When branches like the New York Times reviewed the film in 1956, it was described as “in the category of horror cinematic horror items, and it is very bad that a reputable theater should entice entertaining children and adults with such a fee.” ” The deliberate aesthetic choices the original filmmakers made on keloid-like creative impressions were even interpreted as low-budget Japanese filming with critics at the time comparing the monster to a “miniature chewing gum dinosaur” worth about 20 dollars toy buildings and electric trains. “

Hollywood eventually tried to sanitize the film and remove the blame from the bombs in the US, Tsutsui said.

“Certainly all the parts that were in any way, could be interpreted in any way as critical to the United States or atomic testing, were really damaged by the film,” Tsutsui said. “So the deep political meaning and much of the heart of the original ‘Godzilla’ was cut for the American audience.”

Kazu Watanabe, the film’s director at the Japanese Society, shared similar views, saying the U.S. adaptation contributed to the distorted, shocked views Americans had about Japan at the time.

“These ‘Godzilla’ films were not generally accepted in the same way – in Japan the early films were big-budget, big studio films featuring some famous stars, while in the US they were more like film “low-value Japanese monster B-movie at all with funny dubbing that nurtured in an orientalist sense of Japanese culture in general,” he said.

The way the film went through another layer of censorship before being presented to American audiences, Tsutsui explained, shows how sensitive people were to the inhuman dehumanization of atomic bombs.

“They worked hard to protect the American public from the truth that really the Americans who watched the film never had a chance to respond to it in a meaningful way.”

Gojira, aka: Godzilla, Japan, circa 1954, Photo by FilmPublicityArchive /)United Archives / through Getty Images

The original film was essentially a product of well-known monster films of the era and heavily influenced by events in Japan at the time, Tsutsui said. A manufacturer at Tomo Studios, Tanaka Tomoyuki, was inspired by the bombings in Hiroshima and Nagasaki, in addition to what was known as the “Lucky Dragon No. 5 Incident” of March 1954, in which a Japanese fishing boat was thrown into the US H-Range testing the Bikini Atoll bombs. The crew on board was then irradiated, with one who died of radiation poisoning.

The manufacturer tore up the concept of a radiant monster rising from the ocean to attack men. The idea resonated with his superiors and they linked him to a highly respected Japanese director, Ishiro Honda, who was a pacifist and had a keen interest in making the film. Honda himself had fought in the war in China and after returning to his homeland passed through Hiroshima, leaving with a cold memory of the area.

“As the Americans did with many Japanese soldiers returning home, they had land in Hiroshima so the Japanese soldiers will see how completely Japan was defeated,” Tsutsui said. “It had a lasting impact on the horrors of what he saw, and he decided he had an opportunity with this film to deliver an important political message.”

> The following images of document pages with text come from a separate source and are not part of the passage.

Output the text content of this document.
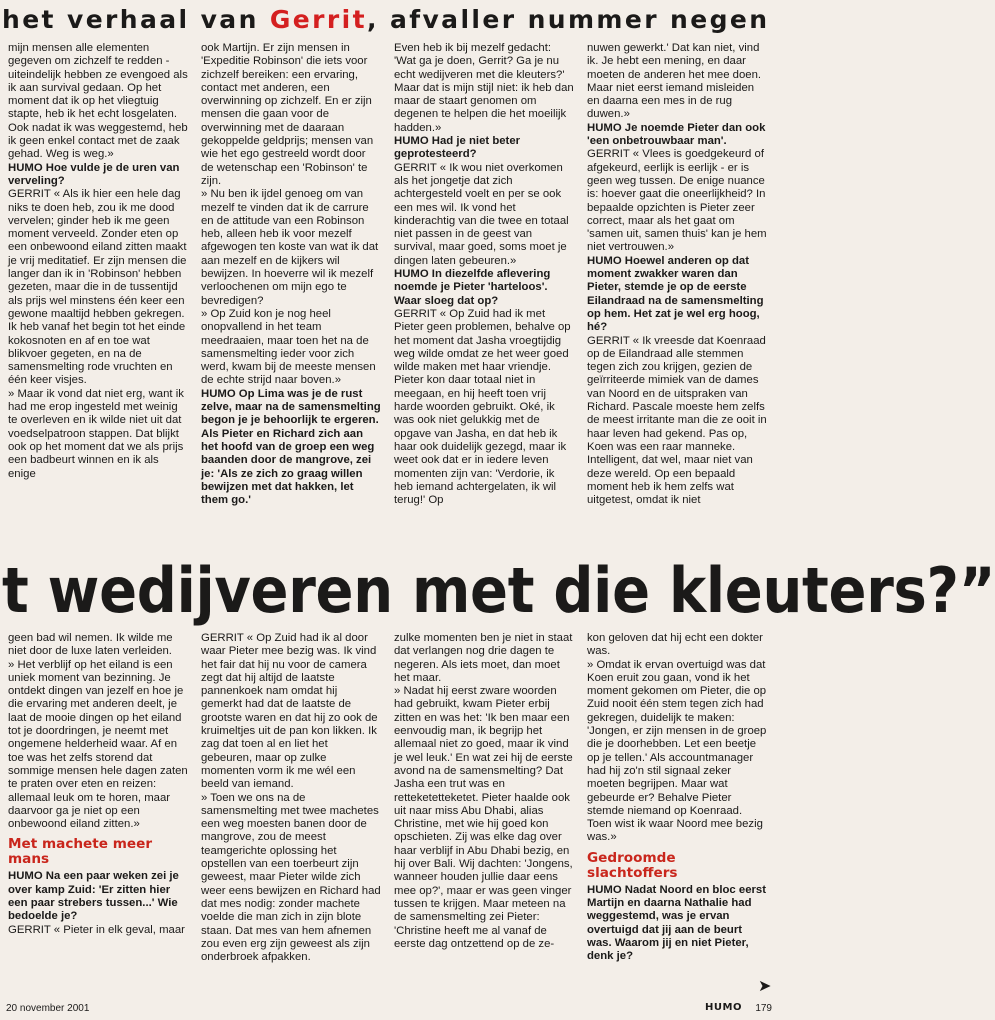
het verhaal van Gerrit, afvaller nummer negen
mijn mensen alle elementen gegeven om zichzelf te redden - uiteindelijk hebben ze evengoed als ik aan survival gedaan. Op het moment dat ik op het vliegtuig stapte, heb ik het echt losgelaten. Ook nadat ik was weggestemd, heb ik geen enkel contact met de zaak gehad. Weg is weg.»
HUMO Hoe vulde je de uren van verveling?
GERRIT « Als ik hier een hele dag niks te doen heb, zou ik me dood vervelen; ginder heb ik me geen moment verveeld. Zonder eten op een onbewoond eiland zitten maakt je vrij meditatief. Er zijn mensen die langer dan ik in 'Robinson' hebben gezeten, maar die in de tussentijd als prijs wel minstens één keer een gewone maaltijd hebben gekregen. Ik heb vanaf het begin tot het einde kokosnoten en af en toe wat blikvoer gegeten, en na de samensmelting rode vruchten en één keer visjes.
» Maar ik vond dat niet erg, want ik had me erop ingesteld met weinig te overleven en ik wilde niet uit dat voedselpatroon stappen. Dat blijkt ook op het moment dat we als prijs een badbeurt winnen en ik als enige
ook Martijn. Er zijn mensen in 'Expeditie Robinson' die iets voor zichzelf bereiken: een ervaring, contact met anderen, een overwinning op zichzelf. En er zijn mensen die gaan voor de overwinning met de daaraan gekoppelde geldprijs; mensen van wie het ego gestreeld wordt door de wetenschap een 'Robinson' te zijn.
» Nu ben ik ijdel genoeg om van mezelf te vinden dat ik de carrure en de attitude van een Robinson heb, alleen heb ik voor mezelf afgewogen ten koste van wat ik dat aan mezelf en de kijkers wil bewijzen. In hoeverre wil ik mezelf verloochenen om mijn ego te bevredigen?
» Op Zuid kon je nog heel onopvallend in het team meedraaien, maar toen het na de samensmelting ieder voor zich werd, kwam bij de meeste mensen de echte strijd naar boven.»
HUMO Op Lima was je de rust zelve, maar na de samensmelting begon je je behoorlijk te ergeren. Als Pieter en Richard zich aan het hoofd van de groep een weg baanden door de mangrove, zei je: 'Als ze zich zo graag willen bewijzen met dat hakken, let them go.'
Even heb ik bij mezelf gedacht: 'Wat ga je doen, Gerrit? Ga je nu echt wedijveren met die kleuters?' Maar dat is mijn stijl niet: ik heb dan maar de staart genomen om degenen te helpen die het moeilijk hadden.»
HUMO Had je niet beter geprotesteerd?
GERRIT « Ik wou niet overkomen als het jongetje dat zich achtergesteld voelt en per se ook een mes wil. Ik vond het kinderachtig van die twee en totaal niet passen in de geest van survival, maar goed, soms moet je dingen laten gebeuren.»
HUMO In diezelfde aflevering noemde je Pieter 'harteloos'. Waar sloeg dat op?
GERRIT « Op Zuid had ik met Pieter geen problemen, behalve op het moment dat Jasha vroegtijdig weg wilde omdat ze het weer goed wilde maken met haar vriendje. Pieter kon daar totaal niet in meegaan, en hij heeft toen vrij harde woorden gebruikt. Oké, ik was ook niet gelukkig met de opgave van Jasha, en dat heb ik haar ook duidelijk gezegd, maar ik weet ook dat er in iedere leven momenten zijn van: 'Verdorie, ik heb iemand achtergelaten, ik wil terug!' Op
nuwen gewerkt.' Dat kan niet, vind ik. Je hebt een mening, en daar moeten de anderen het mee doen. Maar niet eerst iemand misleiden en daarna een mes in de rug duwen.»
HUMO Je noemde Pieter dan ook 'een onbetrouwbaar man'.
GERRIT « Vlees is goedgekeurd of afgekeurd, eerlijk is eerlijk - er is geen weg tussen. De enige nuance is: hoever gaat die oneerlijkheid? In bepaalde opzichten is Pieter zeer correct, maar als het gaat om 'samen uit, samen thuis' kan je hem niet vertrouwen.»
HUMO Hoewel anderen op dat moment zwakker waren dan Pieter, stemde je op de eerste Eilandraad na de samensmelting op hem. Het zat je wel erg hoog, hé?
GERRIT « Ik vreesde dat Koenraad op de Eilandraad alle stemmen tegen zich zou krijgen, gezien de geïrriteerde mimiek van de dames van Noord en de uitspraken van Richard. Pascale moeste hem zelfs de meest irritante man die ze ooit in haar leven had gekend. Pas op, Koen was een raar manneke. Intelligent, dat wel, maar niet van deze wereld. Op een bepaald moment heb ik hem zelfs wat uitgetest, omdat ik niet
t wedijveren met die kleuters?”
geen bad wil nemen. Ik wilde me niet door de luxe laten verleiden.
» Het verblijf op het eiland is een uniek moment van bezinning. Je ontdekt dingen van jezelf en hoe je die ervaring met anderen deelt, je laat de mooie dingen op het eiland tot je doordringen, je neemt met ongemene helderheid waar. Af en toe was het zelfs storend dat sommige mensen hele dagen zaten te praten over eten en reizen: allemaal leuk om te horen, maar daarvoor ga je niet op een onbewoond eiland zitten.»
Met machete meer mans
HUMO Na een paar weken zei je over kamp Zuid: 'Er zitten hier een paar strebers tussen...' Wie bedoelde je?
GERRIT « Pieter in elk geval, maar
GERRIT « Op Zuid had ik al door waar Pieter mee bezig was. Ik vind het fair dat hij nu voor de camera zegt dat hij altijd de laatste pannenkoek nam omdat hij gemerkt had dat de laatste de grootste waren en dat hij zo ook de kruimeltjes uit de pan kon likken. Ik zag dat toen al en liet het gebeuren, maar op zulke momenten vorm ik me wél een beeld van iemand.
» Toen we ons na de samensmelting met twee machetes een weg moesten banen door de mangrove, zou de meest teamgerichte oplossing het opstellen van een toerbeurt zijn geweest, maar Pieter wilde zich weer eens bewijzen en Richard had dat mes nodig: zonder machete voelde die man zich in zijn blote staan. Dat mes van hem afnemen zou even erg zijn geweest als zijn onderbroek afpakken.
zulke momenten ben je niet in staat dat verlangen nog drie dagen te negeren. Als iets moet, dan moet het maar.
» Nadat hij eerst zware woorden had gebruikt, kwam Pieter erbij zitten en was het: 'Ik ben maar een eenvoudig man, ik begrijp het allemaal niet zo goed, maar ik vind je wel leuk.' En wat zei hij de eerste avond na de samensmelting? Dat Jasha een trut was en retteketetteketet. Pieter haalde ook uit naar miss Abu Dhabi, alias Christine, met wie hij goed kon opschieten. Zij was elke dag over haar verblijf in Abu Dhabi bezig, en hij over Bali. Wij dachten: 'Jongens, wanneer houden jullie daar eens mee op?', maar er was geen vinger tussen te krijgen. Maar meteen na de samensmelting zei Pieter: 'Christine heeft me al vanaf de eerste dag ontzettend op de ze-
kon geloven dat hij echt een dokter was.
» Omdat ik ervan overtuigd was dat Koen eruit zou gaan, vond ik het moment gekomen om Pieter, die op Zuid nooit één stem tegen zich had gekregen, duidelijk te maken: 'Jongen, er zijn mensen in de groep die je doorhebben. Let een beetje op je tellen.' Als accountmanager had hij zo'n stil signaal zeker moeten begrijpen. Maar wat gebeurde er? Behalve Pieter stemde niemand op Koenraad. Toen wist ik waar Noord mee bezig was.»
Gedroomde slachtoffers
HUMO Nadat Noord en bloc eerst Martijn en daarna Nathalie had weggestemd, was je ervan overtuigd dat jij aan de beurt was. Waarom jij en niet Pieter, denk je?
➤
20 november 2001	HUMO 179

Godzilla (aka ‘gojira’, poster, aka ‘GODZILLA, KING OF MONSTERS’), left left: Akihiko Hirata; man in the center: Fuyuki Murakami; as ‘Godzilla’: Harou Nakajima and Katsumi Tezuka; lower left, lr: Momoko Kochi, Akira Takarada, 1954.LMPC through Getty Images

Watanabe said that although Godzilla as a character has not retained the symbolism of nuclear war in the collective mind of the American public, the monster has evolved to represent Japanese pop culture as a whole, “not much different from Hello Kitty or Pikachu,” he said. . He added that he still sees a significant casual show up at the screening and screening of old “Godzilla” movies.

But this does not mean that the original, intended message of the creature is irrelevant. Watanabe said it is still a powerful sight, three-quarters of a century after two Japanese cities were destroyed by bombing.

“As long as nuclear weapons or nuclear energy exist, Godzilla will never be important,” Watanabe said. “Godzilla reminds us that we have the awesome power to create our own monsters and contribute to our destruction.”